La crise prendrait-elle une autre dimension ? Alors que pour la première fois un groupe industriel, Bristol-Myers-Squibb en l’occurrence, annonce une dépréciation de 275 millions de dollars liées à des obligations CDO (lire page 7), le régulateur suisse s’inquiète de nouvelles dépréciations qui toucheraient des grandes banques suisses, mais qui ne seraient plus seulement liées à la déconfiture du crédit immobilier américain.
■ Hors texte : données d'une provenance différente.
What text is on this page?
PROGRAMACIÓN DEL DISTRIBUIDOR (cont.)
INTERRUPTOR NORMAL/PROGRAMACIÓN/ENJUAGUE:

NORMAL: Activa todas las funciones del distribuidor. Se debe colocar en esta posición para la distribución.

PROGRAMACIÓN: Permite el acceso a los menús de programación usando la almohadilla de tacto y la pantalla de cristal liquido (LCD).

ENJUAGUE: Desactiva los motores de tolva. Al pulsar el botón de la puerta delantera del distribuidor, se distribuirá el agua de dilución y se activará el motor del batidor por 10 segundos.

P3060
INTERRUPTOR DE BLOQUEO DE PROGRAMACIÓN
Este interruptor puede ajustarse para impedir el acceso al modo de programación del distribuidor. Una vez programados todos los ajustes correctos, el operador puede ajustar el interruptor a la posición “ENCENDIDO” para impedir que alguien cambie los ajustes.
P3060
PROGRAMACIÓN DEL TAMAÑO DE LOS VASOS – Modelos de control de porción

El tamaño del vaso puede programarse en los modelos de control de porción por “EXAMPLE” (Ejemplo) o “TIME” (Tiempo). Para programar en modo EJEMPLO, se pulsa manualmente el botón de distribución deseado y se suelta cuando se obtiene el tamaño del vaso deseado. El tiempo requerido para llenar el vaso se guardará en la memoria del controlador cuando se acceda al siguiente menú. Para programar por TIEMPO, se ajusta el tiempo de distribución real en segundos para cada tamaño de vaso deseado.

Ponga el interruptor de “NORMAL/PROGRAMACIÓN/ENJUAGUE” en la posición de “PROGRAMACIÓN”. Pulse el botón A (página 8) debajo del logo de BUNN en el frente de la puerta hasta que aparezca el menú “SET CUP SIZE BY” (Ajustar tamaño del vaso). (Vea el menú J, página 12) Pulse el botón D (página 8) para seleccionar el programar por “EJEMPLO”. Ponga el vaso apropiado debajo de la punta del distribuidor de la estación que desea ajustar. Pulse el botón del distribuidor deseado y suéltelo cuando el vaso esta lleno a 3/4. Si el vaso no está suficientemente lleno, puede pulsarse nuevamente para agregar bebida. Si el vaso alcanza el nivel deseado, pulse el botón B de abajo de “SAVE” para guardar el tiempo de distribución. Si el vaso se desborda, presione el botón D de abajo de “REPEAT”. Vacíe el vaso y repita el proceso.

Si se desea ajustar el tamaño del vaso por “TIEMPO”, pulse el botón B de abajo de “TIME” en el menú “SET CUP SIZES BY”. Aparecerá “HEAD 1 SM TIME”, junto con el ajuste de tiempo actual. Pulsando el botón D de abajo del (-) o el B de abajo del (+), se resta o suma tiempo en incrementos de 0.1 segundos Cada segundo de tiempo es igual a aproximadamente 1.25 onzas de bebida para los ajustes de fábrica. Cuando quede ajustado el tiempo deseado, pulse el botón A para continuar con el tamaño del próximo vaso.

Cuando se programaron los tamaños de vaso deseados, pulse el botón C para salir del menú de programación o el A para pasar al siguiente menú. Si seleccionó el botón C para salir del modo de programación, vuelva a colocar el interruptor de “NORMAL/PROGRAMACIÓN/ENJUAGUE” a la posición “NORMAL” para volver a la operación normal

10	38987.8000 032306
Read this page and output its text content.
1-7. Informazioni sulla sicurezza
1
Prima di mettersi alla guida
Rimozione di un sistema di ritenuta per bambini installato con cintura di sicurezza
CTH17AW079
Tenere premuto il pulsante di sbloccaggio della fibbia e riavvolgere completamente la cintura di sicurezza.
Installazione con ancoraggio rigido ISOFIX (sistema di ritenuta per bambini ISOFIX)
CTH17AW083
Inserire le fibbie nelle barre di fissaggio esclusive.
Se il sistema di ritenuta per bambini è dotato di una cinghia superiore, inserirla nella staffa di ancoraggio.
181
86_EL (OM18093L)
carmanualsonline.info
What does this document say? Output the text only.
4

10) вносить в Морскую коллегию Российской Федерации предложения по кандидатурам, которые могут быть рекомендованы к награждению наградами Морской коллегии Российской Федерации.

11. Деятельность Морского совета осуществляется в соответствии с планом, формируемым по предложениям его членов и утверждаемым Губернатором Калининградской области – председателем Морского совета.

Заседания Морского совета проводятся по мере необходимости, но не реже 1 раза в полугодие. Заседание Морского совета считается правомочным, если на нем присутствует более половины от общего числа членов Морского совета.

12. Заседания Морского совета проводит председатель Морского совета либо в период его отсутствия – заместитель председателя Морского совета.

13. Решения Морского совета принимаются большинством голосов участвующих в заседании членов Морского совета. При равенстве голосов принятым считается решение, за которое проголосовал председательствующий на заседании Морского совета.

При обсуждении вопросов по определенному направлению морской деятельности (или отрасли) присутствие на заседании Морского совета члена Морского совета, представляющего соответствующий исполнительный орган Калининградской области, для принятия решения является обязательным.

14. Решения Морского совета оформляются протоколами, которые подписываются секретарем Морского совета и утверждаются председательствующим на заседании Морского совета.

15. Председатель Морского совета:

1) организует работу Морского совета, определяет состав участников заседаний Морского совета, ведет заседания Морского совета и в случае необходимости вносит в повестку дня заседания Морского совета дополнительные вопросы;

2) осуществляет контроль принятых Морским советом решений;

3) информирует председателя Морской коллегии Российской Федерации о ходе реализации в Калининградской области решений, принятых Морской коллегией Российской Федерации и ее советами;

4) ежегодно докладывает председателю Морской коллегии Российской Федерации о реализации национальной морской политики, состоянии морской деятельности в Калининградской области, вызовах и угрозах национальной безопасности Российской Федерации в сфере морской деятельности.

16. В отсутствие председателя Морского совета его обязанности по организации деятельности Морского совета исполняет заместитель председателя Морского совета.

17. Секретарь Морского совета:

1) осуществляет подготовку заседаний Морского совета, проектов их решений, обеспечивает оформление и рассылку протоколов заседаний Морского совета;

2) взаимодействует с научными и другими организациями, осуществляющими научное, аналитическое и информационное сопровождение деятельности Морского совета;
La Commission fédérale des banques (CFB) s'attend à ce qu'UBS et Credit Suisse inscrivent de nouvelles pertes dans leurs comptes. «Les risques aujourd'hui ne se limitent plus au subprime. Ils débordent désormais sur les cartes de crédit et les prêts aux entreprises et aux particuliers», a déclaré son président, Daniel Zuberbuehler, dans un entretien publié jeudi, dans le quotidien Blick. «Aussi longtemps que durera la crise, il y aura de nouvelles dépréciations», a-t-il dit, en faisant référence à UBS. «On ne peut exclure que d'autres problèmes surviennent», a-t-il ajouté.

Plus généralement, «les gens se demandent quels seront les prochains krachs, c'est-à-dire les secteurs qui seront les prochains à se retrouver sous pression... Il n'est pas exclu que la situation empire encore», a ajouté Daniel Zuberbühler. «Les banques européennes, en particulier en Grande-Bretagne, devront faire face cette année au ralentissement d'une économie domestique difficile».

Mercredi, UBS a annoncé pour le dernier trimestre quatre milliards de dollars de dépréciations supplémentaires par rapport à ses précédentes estimations, soit au total 18,4 milliards de dollars de dépréciations en 2007 . «C'est une mauvaise nouvelle pour le secteur bancaire, montrant à quel point le marché des papiers titrisés a été défavorable au quatrième trimestre. Cela pourrait préfigurer d'autres mauvaises surprises», commente Dirk Becker, analyste chez Kepler Equities, cité par Reuters. Il s'agit du premier résultat négatif du groupe depuis sa fusion avec la Société de Banques suisses (SBS) il y a dix ans.

Quelques jours plus tôt, Credit Suisse avait indiqué son intention de supprimer environ 500 emplois dans ses activités de banque d'investissement. Mercredi, Standard & Poor’s a revu la note d’UBS de stable à négative, celle de Credit Suisse de positive à stable. Celui publie ses résultats le 12 février.